Jennifer Granholm Said It Best

The new study in JAMA Psychiatry reaches a couple of conclusions. “The higher risk among non-deployed soldiers in their second month of service, a stressful time during basic training and Army acculturation, reinforces the importance of developing and evaluating effective risk detection and intervention strategies early in a soldier's career,” the authors report. “Whether this risk pattern was associated with expanded Army recruitment during war or anticipated deployments or is a persistent pattern or risk among soldiers in training remains to be determined.”

And as for soldiers who are deployed and attempt suicide when they get home?
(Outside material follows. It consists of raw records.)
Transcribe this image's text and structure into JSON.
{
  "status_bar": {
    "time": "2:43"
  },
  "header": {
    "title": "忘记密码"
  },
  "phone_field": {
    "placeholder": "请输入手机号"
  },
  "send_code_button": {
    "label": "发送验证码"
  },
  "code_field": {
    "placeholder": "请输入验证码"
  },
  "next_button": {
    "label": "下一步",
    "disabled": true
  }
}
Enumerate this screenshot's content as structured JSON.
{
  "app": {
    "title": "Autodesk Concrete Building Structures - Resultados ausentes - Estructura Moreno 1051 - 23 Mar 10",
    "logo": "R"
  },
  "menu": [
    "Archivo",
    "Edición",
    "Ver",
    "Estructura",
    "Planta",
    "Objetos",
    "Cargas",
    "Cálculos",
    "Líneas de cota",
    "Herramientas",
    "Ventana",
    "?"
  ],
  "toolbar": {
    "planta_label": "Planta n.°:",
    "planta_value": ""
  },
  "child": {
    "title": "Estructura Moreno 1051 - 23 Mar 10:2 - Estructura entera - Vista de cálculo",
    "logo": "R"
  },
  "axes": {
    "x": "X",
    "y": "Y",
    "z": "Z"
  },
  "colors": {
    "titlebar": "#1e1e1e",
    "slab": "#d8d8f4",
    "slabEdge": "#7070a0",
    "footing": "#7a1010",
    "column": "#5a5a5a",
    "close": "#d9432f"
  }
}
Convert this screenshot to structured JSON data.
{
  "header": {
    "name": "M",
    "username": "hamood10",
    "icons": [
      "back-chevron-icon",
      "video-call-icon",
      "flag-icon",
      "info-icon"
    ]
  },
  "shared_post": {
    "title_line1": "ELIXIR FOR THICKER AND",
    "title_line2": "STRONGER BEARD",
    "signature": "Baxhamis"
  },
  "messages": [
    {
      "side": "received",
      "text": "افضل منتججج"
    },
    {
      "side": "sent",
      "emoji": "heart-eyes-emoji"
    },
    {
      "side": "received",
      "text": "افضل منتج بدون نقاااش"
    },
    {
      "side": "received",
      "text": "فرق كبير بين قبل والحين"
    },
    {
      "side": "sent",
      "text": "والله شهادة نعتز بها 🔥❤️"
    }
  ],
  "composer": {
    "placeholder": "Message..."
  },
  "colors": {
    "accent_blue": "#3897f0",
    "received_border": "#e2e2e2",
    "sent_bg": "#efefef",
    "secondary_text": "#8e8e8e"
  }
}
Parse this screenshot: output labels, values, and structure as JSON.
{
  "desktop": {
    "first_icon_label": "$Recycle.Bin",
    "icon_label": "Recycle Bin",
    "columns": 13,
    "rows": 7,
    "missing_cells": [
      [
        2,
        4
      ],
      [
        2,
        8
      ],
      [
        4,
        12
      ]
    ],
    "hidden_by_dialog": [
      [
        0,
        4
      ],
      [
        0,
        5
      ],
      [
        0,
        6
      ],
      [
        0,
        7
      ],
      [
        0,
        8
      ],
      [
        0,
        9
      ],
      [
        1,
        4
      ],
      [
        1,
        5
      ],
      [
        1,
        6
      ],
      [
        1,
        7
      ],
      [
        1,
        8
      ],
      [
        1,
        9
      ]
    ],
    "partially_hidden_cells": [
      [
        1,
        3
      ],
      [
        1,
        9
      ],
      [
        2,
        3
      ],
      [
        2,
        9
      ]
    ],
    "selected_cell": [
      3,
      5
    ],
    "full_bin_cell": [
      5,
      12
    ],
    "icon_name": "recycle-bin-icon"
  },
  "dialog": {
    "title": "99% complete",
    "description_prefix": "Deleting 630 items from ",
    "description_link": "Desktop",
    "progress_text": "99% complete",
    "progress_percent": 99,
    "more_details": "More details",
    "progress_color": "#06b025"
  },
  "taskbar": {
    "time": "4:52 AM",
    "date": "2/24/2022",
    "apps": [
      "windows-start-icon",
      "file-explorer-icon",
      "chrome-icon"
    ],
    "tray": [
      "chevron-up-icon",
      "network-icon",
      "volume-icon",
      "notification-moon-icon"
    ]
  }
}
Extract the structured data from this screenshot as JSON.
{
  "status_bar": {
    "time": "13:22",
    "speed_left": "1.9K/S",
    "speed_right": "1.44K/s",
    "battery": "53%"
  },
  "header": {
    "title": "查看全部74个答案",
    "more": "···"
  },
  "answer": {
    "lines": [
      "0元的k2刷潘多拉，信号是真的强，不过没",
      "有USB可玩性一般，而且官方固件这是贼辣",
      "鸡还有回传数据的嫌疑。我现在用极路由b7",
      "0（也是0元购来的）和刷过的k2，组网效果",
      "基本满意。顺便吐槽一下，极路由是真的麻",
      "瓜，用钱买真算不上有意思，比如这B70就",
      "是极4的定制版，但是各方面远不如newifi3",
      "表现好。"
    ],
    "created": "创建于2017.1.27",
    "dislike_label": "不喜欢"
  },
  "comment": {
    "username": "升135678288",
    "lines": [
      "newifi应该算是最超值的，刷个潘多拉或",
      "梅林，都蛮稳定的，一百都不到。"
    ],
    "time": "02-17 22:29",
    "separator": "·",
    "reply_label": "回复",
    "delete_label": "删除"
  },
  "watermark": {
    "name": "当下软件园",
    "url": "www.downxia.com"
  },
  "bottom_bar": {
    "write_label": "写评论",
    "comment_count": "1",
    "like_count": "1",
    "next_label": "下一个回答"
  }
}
“Among post-deployment soldiers, risk increased over the first five months after deployment. Difficulties with post-deployment readjustment are well document,” the authors conclude. “The peak risk at five months after deployment is greater three to six months after deployment than immediately on return. This is further supported by our finding that soldiers who screened positive for depression or PRTSD during the later assessment (PDHRA) had higher risk than those with a negative screen and those with an early PDHA positive screen only.”

A famous quote by Jennifer M. Granholm, former governor of Michigan, is making its way around social media today. “”Ceremonies are important. But our gratitude has to be more than visits to the troops, and once-a-year Memorial Day ceremonies. We honor the dead best by treating the living well.”

It couldn’t ring more true.

This Memorial Day, we know that global conflict remains an inevitable reality. We need to begin giving our soldiers proper care and compassion during their service immediately. To ignore our shortcomings in this regard is at our own peril.